While I was going through the football news, I came across A MOST AMAZING INCIDENT IN WELSH FOOTBALL. at Mochdre along the Welsh coast.
Like everyone else who has read the article, I am gripping the edge of my seat in eager anticipation of finding out just exactly what the referee did or was alleged to have done!
To celebrate my day off, there was a pile of soundbytes of quite some length that had accumulated over the last couple of weeks so I set about cutting them into individual soundbytes. That took an age and it wasn’t until about 17:00 and two disgusting drinks breaks that I’d actually finished.

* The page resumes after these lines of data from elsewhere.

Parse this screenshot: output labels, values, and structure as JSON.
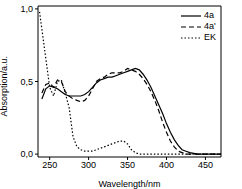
{
  "chart_data": {
    "type": "line",
    "x_label": "Wavelength/nm",
    "y_label": "Absorption/a.u.",
    "xlim": [
      235,
      470
    ],
    "xticks": [
      250,
      300,
      350,
      400,
      450
    ],
    "ylim": [
      -0.02,
      1.02
    ],
    "yticks": [
      {
        "value": 0,
        "label": "0,0"
      },
      {
        "value": 0.5,
        "label": "0,5"
      },
      {
        "value": 1.0,
        "label": "1,0"
      }
    ],
    "legend": "upper right",
    "grid": false,
    "x": [
      237,
      240,
      245,
      250,
      255,
      260,
      265,
      270,
      275,
      280,
      285,
      290,
      295,
      300,
      305,
      310,
      315,
      320,
      325,
      330,
      335,
      340,
      345,
      350,
      355,
      360,
      365,
      370,
      375,
      380,
      385,
      390,
      395,
      400,
      405,
      410,
      415,
      420,
      425,
      430,
      435,
      440,
      470
    ],
    "series": [
      {
        "name": "4a",
        "color": "#000000",
        "line_style": "solid",
        "values": [
          null,
          0.38,
          0.45,
          0.47,
          0.46,
          0.45,
          0.43,
          0.41,
          0.4,
          0.4,
          0.4,
          0.4,
          0.41,
          0.43,
          0.46,
          0.49,
          0.51,
          0.52,
          0.53,
          0.53,
          0.54,
          0.55,
          0.56,
          0.57,
          0.58,
          0.59,
          0.58,
          0.55,
          0.51,
          0.46,
          0.4,
          0.34,
          0.28,
          0.21,
          0.15,
          0.1,
          0.06,
          0.03,
          0.02,
          0.01,
          0.005,
          0,
          0
        ]
      },
      {
        "name": "4a'",
        "color": "#000000",
        "line_style": "dashed",
        "values": [
          null,
          0.42,
          0.48,
          0.49,
          0.46,
          0.51,
          0.5,
          0.43,
          0.4,
          0.38,
          0.37,
          0.36,
          0.37,
          0.4,
          0.45,
          0.5,
          0.52,
          0.53,
          0.55,
          0.56,
          0.56,
          0.56,
          0.57,
          0.59,
          0.58,
          0.57,
          0.55,
          0.52,
          0.48,
          0.43,
          0.37,
          0.3,
          0.22,
          0.15,
          0.09,
          0.05,
          0.02,
          0.01,
          0,
          0,
          0,
          0,
          0
        ]
      },
      {
        "name": "EK",
        "color": "#000000",
        "line_style": "dotted",
        "values": [
          0.98,
          0.86,
          0.66,
          0.46,
          0.4,
          0.5,
          0.51,
          0.42,
          0.32,
          0.12,
          0.05,
          0.03,
          0.02,
          0.02,
          0.02,
          0.03,
          0.04,
          0.05,
          0.06,
          0.07,
          0.08,
          0.09,
          0.09,
          0.07,
          0.03,
          0.01,
          0,
          0,
          0,
          0,
          0,
          0,
          0,
          0,
          0,
          0,
          0,
          0,
          0,
          0,
          0,
          0,
          0
        ]
      }
    ]
  }
}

Mind you, I could have finished earlier but unfortunately, round about 15:00, I’m afraid that I crashed out for an hour or so. I thought that with dialysis and having organised a less-active life for myself this last few days, I would have been over all of this, so that was a disappointment.
The rest of the afternoon was spent sorting out the music for the new radio programme, editing, remixing, pairing and then seguing the songs. Tomorrow, I’ll start to write the text and hope that I’ll have the time to finish it so that I can dictate it for the next early morning.
Tea tonight was a vegan burger with pasta followed by ginger cake and soya dessert, and now I’m off to bed.
Dialysis in the afternoon tomorrow, so I’d better be in good shape for it. I don’t want to go back to three times per week if I can possibly avoid it.
Anyway, before I go, seeing as we have been talking about motorbikes … "well, one of us has" – ed … I’ll tell you a true (and it really is true, too) story about a friend of mine on the Wirral who is a big biker-type of person.
He had been complaining for quite a while about how his wife didn’t understand him. But one day, things began to improve and he began to feel much better.
"What’s cheered you up?" I asked him.
"Well, our marriage has been on the rocks for a while because of her lack of interest in my hobbies, but things have changed" he replied. "I had a long talk with some friends, and I ended up getting a Harley-Davidson 883cc Sportster for her."
"Blimmin’ ‘eck" I replied. "That is just one hell of a good swap, that is!"